The worst phrase ever invented is “That’s not an exact science.” That is a sentence that makes no sense. The whole point of science is that you’re making inferences about things that we’re not really sure of. So the only relevant thing to express is the appropriate level of uncertainty with our inferences.
Sometimes we have a shorter deadline. That’s true in journalism and in social science as well. No matter what, in the end there’s always some data we don’t have. In the end, there’s always some uncertainty about the conclusion that we’re going to draw. And the more interesting, the more innovative, the more cutting edge the subject is we’re analyzing, the more uncertainty we’re going to have. And that’s just the breaks.

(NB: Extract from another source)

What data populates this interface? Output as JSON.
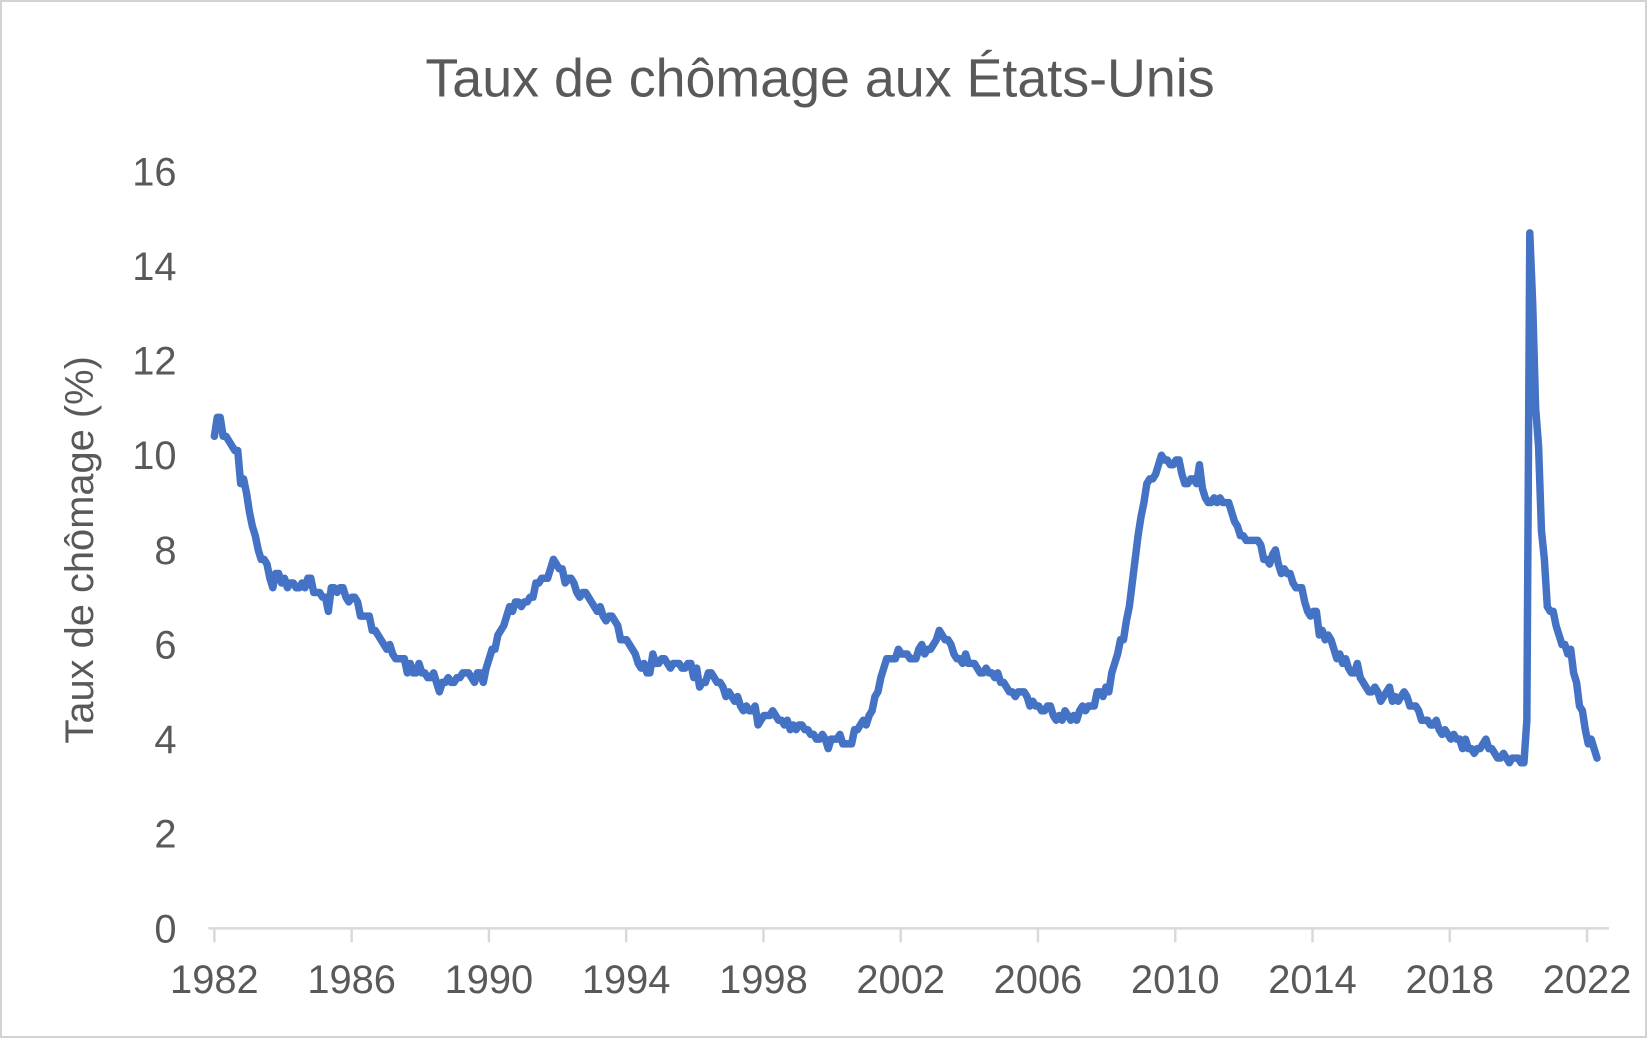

And so what makes us — I would say scientists; journalists maybe don’t like to call themselves scientists, but I’m happy to — all doing the right thing is expressing the appropriate degree of uncertainty with respect to our conclusions. So I don’t see any difference between journalists and social scientists. I see the same continuum within journalism and within social science.
King is encouraging scholars and journalists to use his Dataverse project as a way share and archive the data that they’ve collected. If we agree with King that there really is “no line between journalists and social scientists” why would we continue to accept different cultures of evidence sharing and replication in academic and journalistic publications? Will we forever be expected to just take a journalist’s word for their claims? Good data journalism, like a good academic article, should probably include a link to the dataset and replication code.
Quick Update It strikes me that a lot of people don’t know what to call Horace Dediu at Asymco, but after posting this, I think we should call him a data journalist following the sorts of best practices (including data sharing) laid out by Gary King. I’m sure we might be able to think of a few other journalist/blogger/analyst types playing by the rules as well, but I wonder if they are mostly bloggers like Dediu.